Sanders also wants to:
  • increase the minimum teachers' salary to NZ$78,400
  • build 10 million "permanently affordable" homes 
  • implement rent control
  • ban for-profit prisons
  • abolish the death penalty, three-strike laws, and mandatory minimum sentences
  • treat drug use as a health issue, not a criminal one
  • reunite families separated by the Trump administration's crackdown on asylum seekers and migrants
  • introduce a wealth tax on the top 0.1 percent - anyone worth US32 million or more
  • end the gerrymandering of electoral boundaries and make election day a national holiday
  • implement higher taxes on companies that have huge pay gaps between employees
  • keep abortion legal
  • ban assault weapons and implement a buyback plan
  • legalise cannabis, invest the profits in communities hit hard by the 'war on drugs' and expunge past convictions
  • guarantee jobs for all with living wages.



Sanders' history

While never joining the Democratic Party itself, Sanders - a self-described democratic socialist - has voted with them more than 90 percent of the time. 

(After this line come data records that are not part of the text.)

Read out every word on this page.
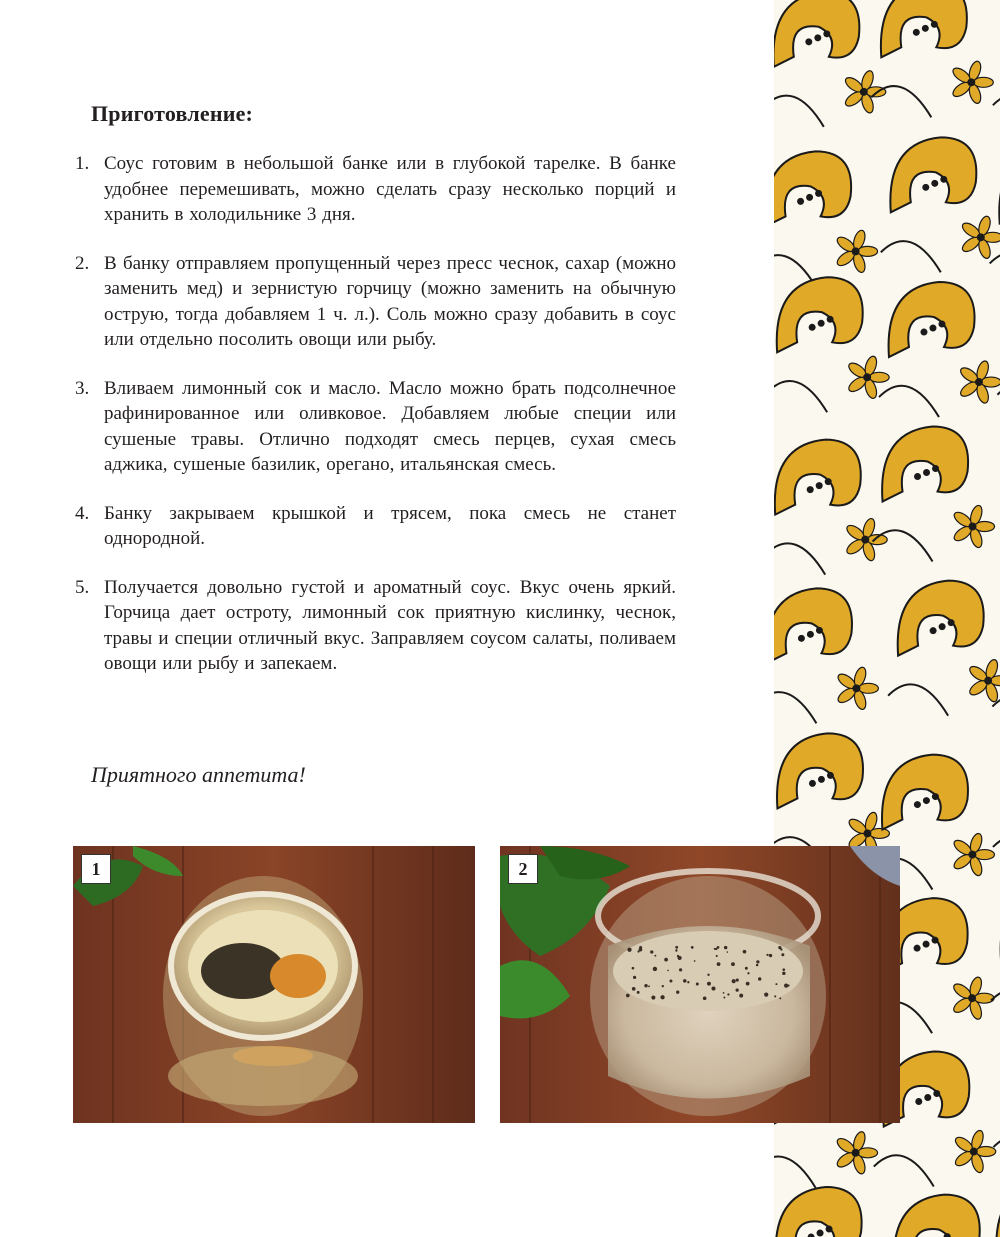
Приготовление:
1. Соус готовим в небольшой банке или в глубокой тарелке. В банке удобнее перемешивать, можно сделать сразу несколько порций и хранить в холодильнике 3 дня.
2. В банку отправляем пропущенный через пресс чеснок, сахар (можно заменить мед) и зернистую горчицу (можно заменить на обычную острую, тогда добавляем 1 ч. л.). Соль можно сразу добавить в соус или отдельно посолить овощи или рыбу.
3. Вливаем лимонный сок и масло. Масло можно брать подсолнечное рафинированное или оливковое. Добавляем любые специи или сушеные травы. Отлично подходят смесь перцев, сухая смесь аджика, сушеные базилик, орегано, итальянская смесь.
4. Банку закрываем крышкой и трясем, пока смесь не станет однородной.
5. Получается довольно густой и ароматный соус. Вкус очень яркий. Горчица дает остроту, лимонный сок приятную кислинку, чеснок, травы и специи отличный вкус. Заправляем соусом салаты, поливаем овощи или рыбу и запекаем.
Приятного аппетита!
1	2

A number of times he has made it into the Senate (and Congress before that) by running in the Democratic primary, securing the nomination, then running against his Republican challengers as an independent. 
Though he's been in national politics for almost 30 years, critics say he's left little legislative imprint, his ideas too radical and left-wing to get passed. Becoming President would remove a significant hurdle for the longtime activist, who was present in Washington when Martin Luther King delivered his 'I have a dream' speech in 1963.